I hate TV. It sucks. I can't believe how low it's sunk. And I'm not even talking about the obvious examples of suckocity, like reality TV shows a la American Idol, Survivor, ad nauseum. I'm thinking in particular of the one channel that I used to enjoy--VH-1. I mean, okay, in the old days it sucked. They played shite like Michael Bolton and stand-up 'comedy' from Rosie O'Donnell. But sometime in the mid-90's it got cool. I loved Pop-Up Video and even the back-to-back eps of Behind the Music. I even liked the one about K.C. & the Sunshine Band. And shows like Storytellers were often watchable; sort of an Unplugged for people who don't listen to hip-hop. They still didn't play too many music videos, but it didn't matter a whole lot, since popular music blows. But turn on VH-1 lately and it's like the E! Channel for people who occasionally read books. It's all stupid shows about how rich Sharon Osbourne is, or Driven: Kelly Clarkson (puh-leeze!) or an exclusive peek into the private life of P. Diddy. If you don't believe me, check out the website. And if you're so inclined, drop them an email and ask them why they suck now.

And here's an idea, email me too at beadchick73@yahoo.com
It would be interesting to see how many people are reading this. Someday I'll put up one of those counter thingies, but only when I have more than like, five readers. I don't want to depress myself.

Monday, January 05, 2004

I noticed something interesting about the banner at the top of my blog. Whatever I write about in my entries, a link will appear to advertise one of my subjects--even stuff that I've just mentioned in passing (I'm guessing that they scan the blog for keywords, and link to whatever they find). I've seen stuff so far advertising links to Russell Crowe and Yoga Teacher training, which is funny. I've decided to do a little experiment with some random subjects....

See if they link to these: ostriches, cable-knit sweaters, Pauly Shore.
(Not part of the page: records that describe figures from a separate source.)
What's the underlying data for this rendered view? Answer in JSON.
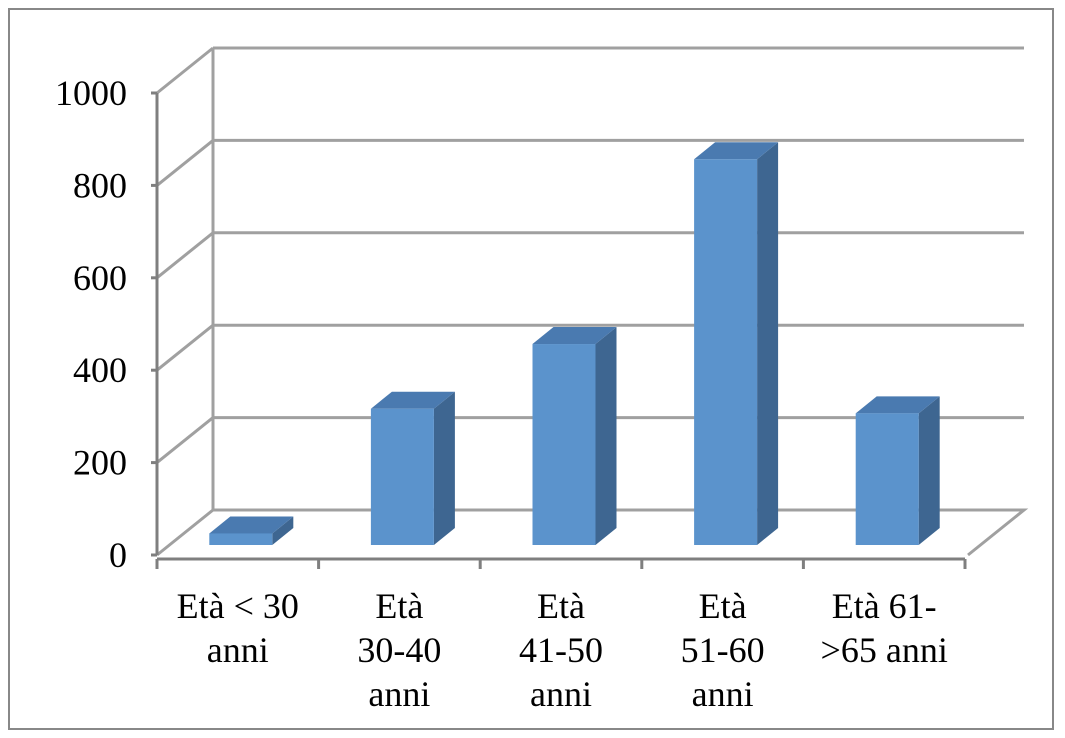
{
  "chart_data": {
    "type": "bar",
    "style": "3d-column",
    "categories": [
      "Età < 30 anni",
      "Età 30-40 anni",
      "Età 41-50 anni",
      "Età 51-60 anni",
      "Età 61- >65 anni"
    ],
    "category_label_lines": [
      [
        "Età < 30",
        "anni"
      ],
      [
        "Età",
        "30-40",
        "anni"
      ],
      [
        "Età",
        "41-50",
        "anni"
      ],
      [
        "Età",
        "51-60",
        "anni"
      ],
      [
        "Età 61-",
        ">65 anni"
      ]
    ],
    "values": [
      25,
      295,
      435,
      835,
      285
    ],
    "ylim": [
      0,
      1000
    ],
    "yticks": [
      "0",
      "200",
      "400",
      "600",
      "800",
      "1000"
    ],
    "grid": true,
    "legend": "none",
    "colors": {
      "bar_front": "#5b93cc",
      "bar_side": "#3e6691",
      "bar_top": "#4a7ab0",
      "grid": "#a0a0a0"
    }
  }
}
It is unbelievably ball-shrinking cold in the Twin Cities, and it's supposedly the third warmest winter in history (!) The temperature is currently something insane like 5 below zero with windchill at 29 below. I always thought I'd do fine in a cold climate, but temperatures this extreme are making me seriously consider moving someplace really tropical with no seasons, like Hawaii or the Virgin Islands.

Friday, January 02, 2004

So I'm thinking about becoming a yoga instructor. I've been looking up info on the web about it--apparently, to be eligible to enroll in an instructor certification program, you need to have some serious yoga classes already under your belt (picky bastards!) I took once-a-week hatha yoga classes off and on from 1996-1998, and have since practiced it sporadically at home. I'm guessing that this doesn't make me a serious yoga student, so I've decided to enroll in some classes at a yoga school in Minneapolis. I'm going to a free class this Sunday to learn about the institute, and to get some general information. I'm thinking that if I were to embark on an exciting and rewarding career as a yoga instructor, it would a.) be good for me healthwise, since I'd be practicing yoga daily; b.) promote good mental health and keep my mind centered, which in turn would benefit my writing; c.) provide me with a marketable skill and flexible work hours that in turn would enable me to support myself and my writing career.

It's brilliant! I can't believe I didn't think of this before!